A história do Grupo Galpão, até aqui, como definiram os próprios atores, “foi um processo lento, fervido em banho-maria, e cujos frutos só puderam ser colhidos depois de um intenso trabalho de semeadura e irrigação”. Com “Álbum de Família”, texto de Nelson Rodrigues, a colheita estava apenas começando. A montagem ampliava a presença do grupo no cenário nacional e os prêmios e críticas se multiplicavam.

Em 1991, o diretor Gabriel Villela propôs ao grupo um trabalho comum, que teria, entre outros, o objetivo de explorar a “Veraneio” como elemento cenográfico central. Era uma forma de conferir contemporaneamente às antigas carroças das trupes mambembes e levar o espetáculo a todos os cantos do país.

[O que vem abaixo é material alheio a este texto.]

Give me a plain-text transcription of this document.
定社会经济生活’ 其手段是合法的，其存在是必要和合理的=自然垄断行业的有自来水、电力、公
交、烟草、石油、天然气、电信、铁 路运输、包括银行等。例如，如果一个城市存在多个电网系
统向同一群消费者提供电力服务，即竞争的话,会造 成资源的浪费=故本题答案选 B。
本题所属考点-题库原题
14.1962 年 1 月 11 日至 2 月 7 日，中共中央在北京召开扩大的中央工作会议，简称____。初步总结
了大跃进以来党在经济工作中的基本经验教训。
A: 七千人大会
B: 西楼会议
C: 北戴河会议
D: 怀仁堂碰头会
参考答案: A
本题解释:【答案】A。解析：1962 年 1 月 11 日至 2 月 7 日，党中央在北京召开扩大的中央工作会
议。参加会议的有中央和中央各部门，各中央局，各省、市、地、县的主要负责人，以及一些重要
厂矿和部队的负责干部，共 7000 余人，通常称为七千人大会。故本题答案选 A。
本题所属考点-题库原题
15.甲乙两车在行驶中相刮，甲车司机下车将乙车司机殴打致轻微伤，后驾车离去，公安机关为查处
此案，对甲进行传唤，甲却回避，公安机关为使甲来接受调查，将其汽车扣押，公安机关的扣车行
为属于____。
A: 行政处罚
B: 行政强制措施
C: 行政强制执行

Após dois anos de pesquisas e workshops, o texto clássico de Shakespeare se encontrava com o épico do sertão e a narrativa de Guimarães Rosa. “Romeu e Julieta” se tornaria não apenas o maior sucesso de público e crítica das montagens do grupo, mas talvez de todo o teatro de rua do país. Em um artigo, Bárbara Heliodora, crítica teatral e estudiosa de Shakespeare, resumiu a importância da peça: “O ‘Romeu e Julieta’ de Villela e do Galpão é uma montagem definitiva”.

Obtido o reconhecimento do grupo junto ao público e ao meio teatral e, ainda sob o impacto da perda de sua fundadora, Wanda Fernandes, falecida em acidente automobilístico, o Galpão retomara a parceria com Gabriel Vilella em “A Rua da Amargura”. O nome do espetáculo não apenas refletia os passos amargos da paixão de Cristo, mas o próprio estado emocional vivido pelo grupo durante todo o processo. Junto aos sucessivos prêmios, as excursões se multiplicavam e o imenso cenário e os vários baús entravam e saiam de caminhões que corriam todos os cantos do país e do exterior.

Depois de realizar o Festival de Teatro Internacional (FESTIN), em 1990 e 1992, o Galpão comandou a primeira versão do Festival Internacional de Teatro de Palco e Rua de Belo Horizonte (FIT), em 1994. O projeto se tornou um grande sucesso, mantendo-se até hoje, com periodicidade bienal, da Fundação Municipal de Cultura.